Une dame est intervenue pour dire : C’est le drame des intellectuels français que des gens comme Yves Montand et Simone Signoret ont fini par dénoncer, une génération entière a été complice des crimes du communisme et de Staline.

Je me suis levée et je leur ai dit : écoutez j’ai été aux côtés d’Aragon jusqu’à son heure dernière, c’était un homme d’un immense courage, d’une culture que vous ne pouvez même pas entrevoir, un être déchiré mais ce que je puis vous dire c’est qu’il méprisait profondément Mitterrand, le ministre de Vichy, l’homme de la francisque et que ce qu’il se reprochait peut-être n’était jamais tombé aussi bas que ce que dans quoi vous vous complaisez… C’était un communiste et vous ignorez totalement de quoi il s’agit, je n’ai ni le temps ni les moyens de vous l’enseigner.

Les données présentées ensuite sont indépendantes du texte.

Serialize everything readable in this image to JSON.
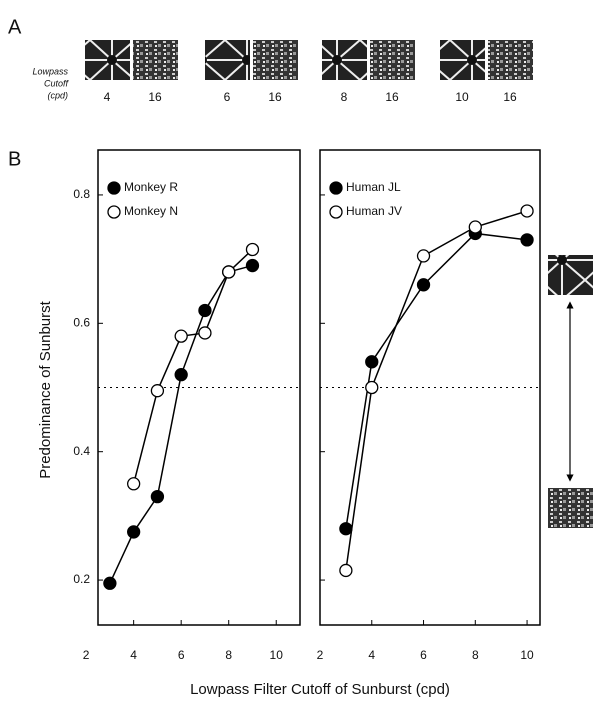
{
  "panel_a": {
    "label": "A",
    "cutoff_label": [
      "Lowpass",
      "Cutoff",
      "(cpd)"
    ],
    "pairs": [
      [
        "4",
        "16"
      ],
      [
        "6",
        "16"
      ],
      [
        "8",
        "16"
      ],
      [
        "10",
        "16"
      ]
    ]
  },
  "figure": {
    "panel_label": "B",
    "ylabel": "Predominance of Sunburst",
    "xlabel": "Lowpass Filter Cutoff of Sunburst (cpd)"
  },
  "chart_data": [
    {
      "type": "line",
      "xlim": [
        2.5,
        11
      ],
      "xticks": [
        2,
        4,
        6,
        8,
        10
      ],
      "ylim": [
        0.13,
        0.87
      ],
      "yticks": [
        0.2,
        0.4,
        0.6,
        0.8
      ],
      "ytick_labels": true,
      "refline": 0.5,
      "series": [
        {
          "name": "Monkey R",
          "color": "#000000",
          "marker_fill": "#000000",
          "x": [
            3,
            4,
            5,
            6,
            7,
            8,
            9
          ],
          "values": [
            0.195,
            0.275,
            0.33,
            0.52,
            0.62,
            0.68,
            0.69
          ]
        },
        {
          "name": "Monkey N",
          "color": "#000000",
          "marker_fill": "#ffffff",
          "x": [
            4,
            5,
            6,
            7,
            8,
            9
          ],
          "values": [
            0.35,
            0.495,
            0.58,
            0.585,
            0.68,
            0.715
          ]
        }
      ]
    },
    {
      "type": "line",
      "xlim": [
        2,
        10.5
      ],
      "xticks": [
        2,
        4,
        6,
        8,
        10
      ],
      "ylim": [
        0.13,
        0.87
      ],
      "yticks": [
        0.2,
        0.4,
        0.6,
        0.8
      ],
      "ytick_labels": false,
      "refline": 0.5,
      "series": [
        {
          "name": "Human JL",
          "color": "#000000",
          "marker_fill": "#000000",
          "x": [
            3,
            4,
            6,
            8,
            10
          ],
          "values": [
            0.28,
            0.54,
            0.66,
            0.74,
            0.73
          ]
        },
        {
          "name": "Human JV",
          "color": "#000000",
          "marker_fill": "#ffffff",
          "x": [
            3,
            4,
            6,
            8,
            10
          ],
          "values": [
            0.215,
            0.5,
            0.705,
            0.75,
            0.775
          ]
        }
      ]
    }
  ]
}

Je suis sortie de la salle et je suis allée attendre mon taxi sur la terrasse.

Aurons-nous jamais le temps de faire comprendre à notre malheureux pays ce qu’ont été les communistes alors que depuis tant de temps il leur a été inculqué le prélude à tous les fascismes, le trafic de leur mémoire y compris par ceux qui ont vécu sur le patrimoine moral et matériel accumulé par le parti des 75.000 fusillés, les “staliniens” comme Ambroise Croizat qui a préféré partir au bagne plutôt que désavouer l’URSS… Tous ces gens qui ont saboté la formation, les publications hérités de cette héroïsme pour mieux faire chorus avec la censure, ils ont laissé s’ouvrir les vannes d’une telle manipulation, désormais la machine est lancée et elle poursuit son œuvre dans d’aussi dérisoires appareils idéologiques que les conférences faites aux vieilles dames dans les espaces réservés aux “seniors’, à la télévision, dans les manuels scolaires…

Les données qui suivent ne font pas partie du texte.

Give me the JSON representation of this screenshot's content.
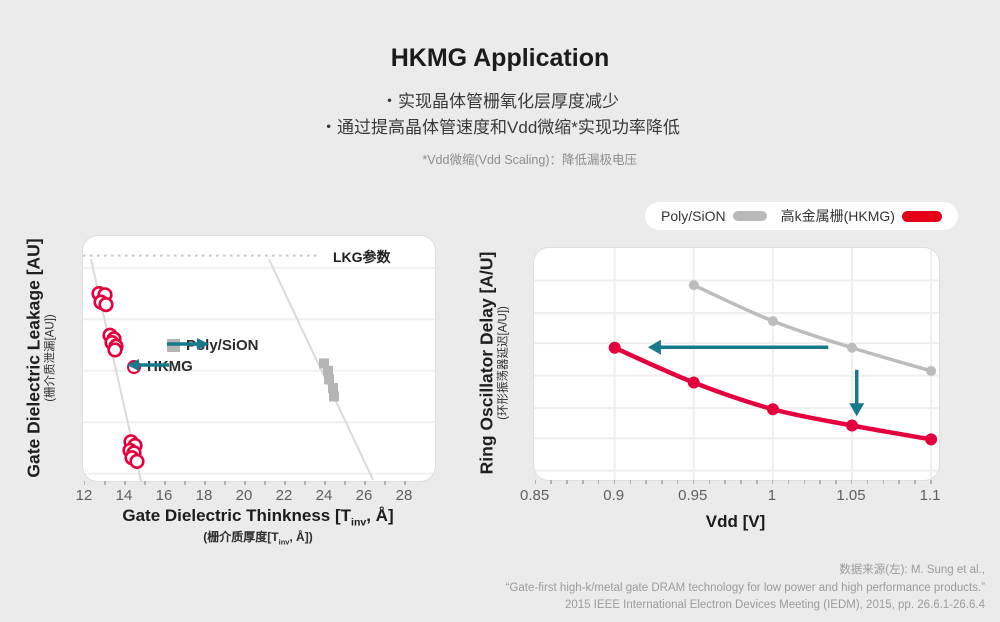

Oui ou non répondez est-ce que l’engagement de Louis Aragon se résume à l’approbation du goulag unique crime du XXe siècle désormais ? et le crime remonte jusqu’à la terreur Saint Just et Robespierre avec l’apologie de cette contrerévolutionnaire Olympe de Gouges dédiant ses “droits de la femme” à Marie Antoinette après Varennes… l’appel à l’invasion de la France par les armées des rois aux frontières… Comment Louis Aragon répond aux révélations de Khrouchtchev par la Semaine sainte, le retour des rois et de la sainte alliance, la prise de conscience de l’artiste Géricault dans ces terres où lui Aragon à vint ans fut tenu pour mort… Après avoir été envoyé par son père le radical anticlérical Louis Andrieu celui de l’union sacrée qui lui révéla sa filiation sur le quai de la gare où il embarquait pour l’horreur… La haine de Mitterrand et de ce radicalisme-là comment lui substituer une écriture qui fait ressentir le pas des chevaux s’enfonçant dans le sable de cet espace ouvert aux invasions de la réaction ? Comment le mot se substitue-t-il à la duperie des “sentiments” trafiqués ?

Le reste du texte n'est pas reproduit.